Jolie Holland réinvente un langage musical à la croisée du jazz, folk, dream pop, country et quelques autres figures rustiques. Des chansons cabossées, sans âge. Attention aux hallucinations.


Comme bien des hommes qui ont croisé le chant spirituel de Jolie Holland, nous sommes tombés sous son charme. A vrai dire, nous ne l’avons vue qu’à de rares occasions : quelques pochettes floues, le visage à moitié caché par sa longue chevelure rousse raide… mais ce n’est pas bien grave car sa voix recèle un pouvoir d’évocation proprement troublant. Tout comme Nina Simone, Hope Sandoval, Buffy Saint-Marie et quelques autres créatures charnelles, sa voix nous emporte le temps d’une chanson dans un étrange état de léthargie émotionnelle.

Originaire du Texas, mais basé à San Francisco, cette protégée de Tom Waits fut très vite remarquée par le label épicurien Anti via une poignée de démos, illico compilées sur son premier album. On y entendait un timbre de voix unique, à cheval entre divers genres du terroir et accompagné d’un big band qui aurait pu répondre au doux nom des Palace Brothers.
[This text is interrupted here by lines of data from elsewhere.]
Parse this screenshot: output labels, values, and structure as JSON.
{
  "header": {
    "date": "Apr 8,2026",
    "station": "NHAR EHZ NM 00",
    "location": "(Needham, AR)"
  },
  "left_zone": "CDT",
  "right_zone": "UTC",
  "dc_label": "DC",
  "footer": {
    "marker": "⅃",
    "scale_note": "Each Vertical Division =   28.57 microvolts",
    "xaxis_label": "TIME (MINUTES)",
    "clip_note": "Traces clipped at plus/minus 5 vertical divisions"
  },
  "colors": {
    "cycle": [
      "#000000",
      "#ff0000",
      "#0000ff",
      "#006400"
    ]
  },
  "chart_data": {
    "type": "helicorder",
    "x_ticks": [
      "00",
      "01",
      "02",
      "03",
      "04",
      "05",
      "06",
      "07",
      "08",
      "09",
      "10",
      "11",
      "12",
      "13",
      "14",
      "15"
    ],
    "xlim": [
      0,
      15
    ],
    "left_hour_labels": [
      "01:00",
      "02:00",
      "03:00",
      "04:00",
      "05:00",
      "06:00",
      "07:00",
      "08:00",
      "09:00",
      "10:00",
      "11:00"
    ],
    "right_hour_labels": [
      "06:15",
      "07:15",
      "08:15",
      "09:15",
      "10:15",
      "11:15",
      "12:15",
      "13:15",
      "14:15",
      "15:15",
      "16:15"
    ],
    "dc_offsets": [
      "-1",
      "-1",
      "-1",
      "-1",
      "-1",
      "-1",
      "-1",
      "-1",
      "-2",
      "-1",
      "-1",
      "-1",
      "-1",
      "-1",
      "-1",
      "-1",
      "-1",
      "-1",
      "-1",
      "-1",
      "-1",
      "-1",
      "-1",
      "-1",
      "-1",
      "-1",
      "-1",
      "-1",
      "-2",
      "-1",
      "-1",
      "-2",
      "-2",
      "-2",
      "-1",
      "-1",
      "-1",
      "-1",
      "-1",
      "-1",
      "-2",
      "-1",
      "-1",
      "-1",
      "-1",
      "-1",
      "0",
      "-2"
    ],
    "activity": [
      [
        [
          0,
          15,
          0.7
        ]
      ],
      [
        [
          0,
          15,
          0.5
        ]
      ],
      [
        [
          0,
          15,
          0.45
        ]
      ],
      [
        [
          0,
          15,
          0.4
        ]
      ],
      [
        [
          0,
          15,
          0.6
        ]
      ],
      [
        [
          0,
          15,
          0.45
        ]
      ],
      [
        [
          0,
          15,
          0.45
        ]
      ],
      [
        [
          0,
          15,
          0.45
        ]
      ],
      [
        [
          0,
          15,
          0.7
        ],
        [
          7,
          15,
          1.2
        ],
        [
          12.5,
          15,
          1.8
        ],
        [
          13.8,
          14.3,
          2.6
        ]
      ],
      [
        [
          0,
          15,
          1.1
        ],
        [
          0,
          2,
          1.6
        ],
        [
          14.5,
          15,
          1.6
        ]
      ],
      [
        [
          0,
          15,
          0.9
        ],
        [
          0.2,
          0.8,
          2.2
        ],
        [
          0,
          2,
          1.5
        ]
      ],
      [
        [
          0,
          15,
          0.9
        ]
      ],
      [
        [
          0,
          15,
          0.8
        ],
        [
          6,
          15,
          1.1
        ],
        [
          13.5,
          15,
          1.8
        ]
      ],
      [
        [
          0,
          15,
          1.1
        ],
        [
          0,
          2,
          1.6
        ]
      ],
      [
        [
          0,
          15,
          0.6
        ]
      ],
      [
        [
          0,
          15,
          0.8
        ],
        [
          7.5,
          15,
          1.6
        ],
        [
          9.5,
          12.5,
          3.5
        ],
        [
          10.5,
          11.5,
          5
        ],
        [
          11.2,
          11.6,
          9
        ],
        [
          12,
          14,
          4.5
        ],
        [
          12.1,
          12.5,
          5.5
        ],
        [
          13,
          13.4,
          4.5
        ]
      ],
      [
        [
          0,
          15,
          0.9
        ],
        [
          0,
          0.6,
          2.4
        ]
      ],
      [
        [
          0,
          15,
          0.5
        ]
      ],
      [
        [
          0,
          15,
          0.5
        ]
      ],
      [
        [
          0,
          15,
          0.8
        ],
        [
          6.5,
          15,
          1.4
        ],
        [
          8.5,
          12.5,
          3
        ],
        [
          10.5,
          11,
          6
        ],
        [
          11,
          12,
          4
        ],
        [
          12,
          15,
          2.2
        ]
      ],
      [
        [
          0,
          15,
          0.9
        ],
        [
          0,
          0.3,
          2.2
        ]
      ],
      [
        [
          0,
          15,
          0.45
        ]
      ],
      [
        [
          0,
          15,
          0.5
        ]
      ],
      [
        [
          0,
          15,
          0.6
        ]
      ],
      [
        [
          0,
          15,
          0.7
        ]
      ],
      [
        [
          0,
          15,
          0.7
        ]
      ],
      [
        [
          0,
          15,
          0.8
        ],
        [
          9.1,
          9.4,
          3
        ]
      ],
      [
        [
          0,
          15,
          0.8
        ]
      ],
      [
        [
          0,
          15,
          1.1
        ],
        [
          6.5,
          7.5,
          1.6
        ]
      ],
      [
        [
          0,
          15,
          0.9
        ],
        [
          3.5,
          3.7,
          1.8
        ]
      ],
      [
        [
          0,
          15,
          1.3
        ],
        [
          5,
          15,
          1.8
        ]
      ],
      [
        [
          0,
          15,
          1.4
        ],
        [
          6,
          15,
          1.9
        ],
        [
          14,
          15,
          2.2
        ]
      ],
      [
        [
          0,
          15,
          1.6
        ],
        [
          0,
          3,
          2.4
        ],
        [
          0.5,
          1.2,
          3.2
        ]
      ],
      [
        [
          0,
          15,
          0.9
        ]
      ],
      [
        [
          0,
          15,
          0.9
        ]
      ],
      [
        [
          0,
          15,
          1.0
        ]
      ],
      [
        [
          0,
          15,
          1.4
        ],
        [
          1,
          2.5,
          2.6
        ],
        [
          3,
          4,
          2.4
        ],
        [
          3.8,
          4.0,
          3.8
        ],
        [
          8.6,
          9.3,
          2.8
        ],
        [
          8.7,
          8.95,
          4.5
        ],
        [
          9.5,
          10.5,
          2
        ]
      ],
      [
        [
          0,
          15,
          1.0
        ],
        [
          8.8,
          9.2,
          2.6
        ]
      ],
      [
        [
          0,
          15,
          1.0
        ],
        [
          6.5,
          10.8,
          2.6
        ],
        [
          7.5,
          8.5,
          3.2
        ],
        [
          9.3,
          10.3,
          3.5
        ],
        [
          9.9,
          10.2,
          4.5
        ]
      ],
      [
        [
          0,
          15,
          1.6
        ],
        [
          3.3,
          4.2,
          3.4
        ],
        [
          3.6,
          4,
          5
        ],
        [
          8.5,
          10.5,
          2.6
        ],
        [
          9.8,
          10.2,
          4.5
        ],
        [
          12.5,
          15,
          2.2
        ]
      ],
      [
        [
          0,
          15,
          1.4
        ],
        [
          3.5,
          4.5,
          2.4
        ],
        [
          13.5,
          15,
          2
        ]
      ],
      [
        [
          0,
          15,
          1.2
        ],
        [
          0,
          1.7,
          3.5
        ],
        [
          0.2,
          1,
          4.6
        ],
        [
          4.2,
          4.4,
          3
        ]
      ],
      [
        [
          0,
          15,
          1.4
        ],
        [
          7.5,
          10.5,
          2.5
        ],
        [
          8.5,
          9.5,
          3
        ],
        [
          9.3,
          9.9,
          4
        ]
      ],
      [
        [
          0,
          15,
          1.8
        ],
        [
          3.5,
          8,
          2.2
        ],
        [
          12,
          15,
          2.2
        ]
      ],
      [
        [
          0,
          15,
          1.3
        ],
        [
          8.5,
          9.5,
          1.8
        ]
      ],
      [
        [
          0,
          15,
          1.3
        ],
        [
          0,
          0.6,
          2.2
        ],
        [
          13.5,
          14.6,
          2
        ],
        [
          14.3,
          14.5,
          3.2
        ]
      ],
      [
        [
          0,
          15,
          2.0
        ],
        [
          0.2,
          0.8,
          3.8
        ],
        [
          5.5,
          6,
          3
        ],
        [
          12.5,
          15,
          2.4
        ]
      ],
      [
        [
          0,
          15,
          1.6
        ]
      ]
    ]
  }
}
Pour son premier véritable album studio en 2004, (Escondida), sa renommée traverse l’océan atlantique pour laisser derrière elle un parfum intemporel de vieille Nouvelles Orléans.

Sur cette seconde virée en studio, l’ambiance est moins austère que par le passé. La belle et ses musiciens ont probablement quitté les studios pour poursuivre les sessions sous un chêne au sommet d’une colline, illuminé d’un clair de lune. Spingtime can kill you est un disque nocturne rempli de vie, on entendrait presque derrière cet orchestre de folklore le son d’un ruisseau coulant à deux pas. Ces ambiances de nuit laissent pénétrer une brise fantomatique, limite gothique, au travers de ses larges influences : folk, blues, gospel, jazz se rejoignent sur une route linéaire dont ne perçoit pas la fin à l’horizon. Ce qui est d’autant plus troublant, c’est le poids cinématique que transportent ces chansons derrière ce semblant d’immobilisme. Elles nous renvoient des images d’une clarté surprenante.

La section rythmique est d’une sobriété exemplaire… et pourtant elle dessine sur “Springtime Can kill You” des impressions encore plus puissantes que certaines textures d’instruments « mélodieux ». Pour illustrer ces histoires mélées de désespoir, des balais ouvrent une brèche dans le temps, et recréent des gouttes de pluie tombant sur le trottoir. Autre part, un air country imprégné d’un bottleneck imite le grincement du plancher dans une grange (“Ghostly Girl”) ou le balancement d’un rocking chair sur une terrasse. Le son d’une trompette bâillonnée par de la soie nous renvoie à la solitude des champs de coton de la region du Delta. Oui, ces instruments nous parlent : un glockenspiel, une guitare hawaïenne, une lap steel, une vieille guitare Gretsch dont les frètes creusées par le temps procure un son à damner un saint.

Sur quelques textes de mélancolie résignée, cette voix timide recouverte d’un voile centenaire flotte au-dessus d’accords faussement monotones (“Nothing to Do But Dream”) et lorsqu’elle atteint les aigus, son chant se courbe de trémolos étouffés (“Moonshiner”). Une dernière ballade au piano, “Mexican Blue”, nous entraîne dans une somnolence jusqu’à la lueur du crépuscule qui prend petit à petit du terrain. Magique. Comme sur les récentes investigations de Chan Marshall, Jolie Hollande s’éprend de vieilles traditions pour mieux les transporter dans le XXIe siècle. Sans moyen de locomotion dernier cri, Skip James, Nina Simone, Leadbelly et quelques vieux bluesmen ont fait le voyage avec elle à bord d’une diligence.

Insoupçonnable, elle dit pourtant détester Robert Johnson et écouter Björk, Oum Kalsoum ou Bad Religion en boucle. Serait-ce pour mieux brouiller les pistes ? En tout cas, on lui pardonne tout.